What Medicare Covers

what medicare covers
what medicare covers
Treatment or Service Description
Subsidised doctor’s visits and consultations Medicare covers a portion of the cost for visits to general practitioners (GPs) and specialists.
Treatment in public hospitals Medicare covers costs associated with treatment as a public patient in a public hospital, including surgery and emergency care.
Essential tests and scans This includes services like x-rays, blood tests, and some pathology services.
Some allied health services Medicare may provide subsidies for services like physiotherapy and psychology under certain conditions.
Prescription medications Many prescription medicines are subsidised under the Pharmaceutical Benefits Scheme (PBS), which works in conjunction with Medicare.

Medicare is an important part of Australia’s healthcare system, providing peace of mind that essential health services are within reach for all Australians.

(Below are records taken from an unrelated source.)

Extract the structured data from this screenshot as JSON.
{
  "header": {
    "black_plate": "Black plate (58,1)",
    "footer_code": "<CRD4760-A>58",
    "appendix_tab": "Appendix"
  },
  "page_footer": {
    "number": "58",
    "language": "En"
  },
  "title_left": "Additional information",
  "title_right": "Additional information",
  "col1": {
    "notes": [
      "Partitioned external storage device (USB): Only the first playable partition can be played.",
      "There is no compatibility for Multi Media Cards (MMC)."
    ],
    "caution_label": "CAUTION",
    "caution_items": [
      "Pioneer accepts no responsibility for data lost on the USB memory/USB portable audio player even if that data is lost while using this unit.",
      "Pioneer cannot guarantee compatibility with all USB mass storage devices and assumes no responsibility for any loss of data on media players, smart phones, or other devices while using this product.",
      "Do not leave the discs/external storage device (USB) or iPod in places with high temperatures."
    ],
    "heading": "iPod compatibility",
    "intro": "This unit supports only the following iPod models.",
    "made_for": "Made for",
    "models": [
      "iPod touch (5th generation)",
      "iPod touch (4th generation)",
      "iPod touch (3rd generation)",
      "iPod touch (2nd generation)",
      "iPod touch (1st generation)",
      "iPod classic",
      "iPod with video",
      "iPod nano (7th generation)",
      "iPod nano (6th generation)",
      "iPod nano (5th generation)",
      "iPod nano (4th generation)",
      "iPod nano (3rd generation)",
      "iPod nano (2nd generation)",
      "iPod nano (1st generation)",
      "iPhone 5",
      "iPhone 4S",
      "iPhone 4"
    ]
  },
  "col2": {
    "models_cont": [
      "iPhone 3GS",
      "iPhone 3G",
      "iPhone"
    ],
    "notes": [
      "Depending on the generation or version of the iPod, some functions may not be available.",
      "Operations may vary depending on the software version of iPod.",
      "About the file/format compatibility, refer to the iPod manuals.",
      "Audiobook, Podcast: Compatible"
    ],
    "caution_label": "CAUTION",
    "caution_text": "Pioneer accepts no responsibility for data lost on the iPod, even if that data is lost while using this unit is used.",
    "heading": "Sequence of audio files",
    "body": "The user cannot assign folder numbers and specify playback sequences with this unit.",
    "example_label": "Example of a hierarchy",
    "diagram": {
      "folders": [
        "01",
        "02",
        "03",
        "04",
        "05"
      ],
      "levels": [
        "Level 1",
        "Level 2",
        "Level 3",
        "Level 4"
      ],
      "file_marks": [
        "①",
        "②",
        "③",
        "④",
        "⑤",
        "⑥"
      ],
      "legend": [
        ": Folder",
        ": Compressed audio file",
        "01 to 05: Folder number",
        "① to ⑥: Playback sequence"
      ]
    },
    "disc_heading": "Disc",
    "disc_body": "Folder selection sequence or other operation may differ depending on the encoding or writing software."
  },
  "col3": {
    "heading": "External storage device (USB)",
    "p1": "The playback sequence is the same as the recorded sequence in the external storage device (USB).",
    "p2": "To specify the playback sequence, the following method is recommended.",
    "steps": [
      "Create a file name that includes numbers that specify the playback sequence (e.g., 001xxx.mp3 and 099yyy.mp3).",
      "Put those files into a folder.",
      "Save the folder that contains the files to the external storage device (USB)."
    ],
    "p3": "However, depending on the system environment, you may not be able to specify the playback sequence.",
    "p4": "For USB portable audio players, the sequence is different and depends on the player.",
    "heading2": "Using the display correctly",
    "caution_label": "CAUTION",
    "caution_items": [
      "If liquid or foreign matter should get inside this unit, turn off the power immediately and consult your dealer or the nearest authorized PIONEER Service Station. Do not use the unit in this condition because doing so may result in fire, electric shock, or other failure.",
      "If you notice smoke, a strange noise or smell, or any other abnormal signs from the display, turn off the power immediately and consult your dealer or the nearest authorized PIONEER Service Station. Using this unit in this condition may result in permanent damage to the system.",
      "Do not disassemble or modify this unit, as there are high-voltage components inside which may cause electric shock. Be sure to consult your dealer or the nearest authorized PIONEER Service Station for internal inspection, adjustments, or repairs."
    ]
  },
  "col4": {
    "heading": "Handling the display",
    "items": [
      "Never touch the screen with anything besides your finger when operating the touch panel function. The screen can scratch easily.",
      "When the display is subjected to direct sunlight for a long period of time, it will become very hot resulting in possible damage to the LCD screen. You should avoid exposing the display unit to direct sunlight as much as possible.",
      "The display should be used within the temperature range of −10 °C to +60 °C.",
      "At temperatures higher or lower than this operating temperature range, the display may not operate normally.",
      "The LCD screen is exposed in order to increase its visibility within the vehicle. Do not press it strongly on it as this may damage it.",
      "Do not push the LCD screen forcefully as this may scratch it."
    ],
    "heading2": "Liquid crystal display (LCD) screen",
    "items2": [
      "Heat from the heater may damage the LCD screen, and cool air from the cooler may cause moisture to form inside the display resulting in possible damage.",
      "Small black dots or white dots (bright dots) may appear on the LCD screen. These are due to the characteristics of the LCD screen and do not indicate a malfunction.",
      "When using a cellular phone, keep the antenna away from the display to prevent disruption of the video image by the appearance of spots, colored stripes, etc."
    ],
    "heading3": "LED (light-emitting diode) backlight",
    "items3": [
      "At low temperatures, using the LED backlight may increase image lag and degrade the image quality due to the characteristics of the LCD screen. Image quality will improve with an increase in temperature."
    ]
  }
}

Is TMS Covered by Medicare?

Medicare may cover TMS for severe MDD under specific conditions. The Australian Government Department of Health outlines these criteria, which include:

  • Formal diagnosis of severe MDD by a qualified psychiatrist
  • Failure to respond adequately to at least two different medications at appropriate dosages

What Does Medicare Cover for TMS?

Medicare Benefits Schedule (MBS) item numbers 64100, 64101, 64102 Depending on treatment duration
Treatment duration Up to 30 sessions MBS currently reviewing extension requests
Out-of-pocket costs May apply Depending on individual circumstances and private health insurance coverage

What is Medicare Benefits Schedule (MBS)?

The Medicare Benefits Schedule (MBS) is a list of health professional services that the Australian Government subsidises. It essentially acts as a reference guide for what medical services are covered under Medicare and the associated fees.

Here’s a breakdown of the key points about the MBS:

Medicare Benefits Schedule (MBS)

Feature Description
Content A list of health professional services subsidised by the Australian Government. This includes consultations, diagnostic tests, and operations offered by various healthcare professionals like doctors, nurses, and allied health providers.
Benefits Provides financial assistance to patients by reducing the cost of covered services. Patients typically pay a reduced fee or nothing at all, depending on factors like bulk billing.
Management Managed by the Australian Government Department of Health and accessible through their website, MBS Online. This website allows searching for specific services and their associated information.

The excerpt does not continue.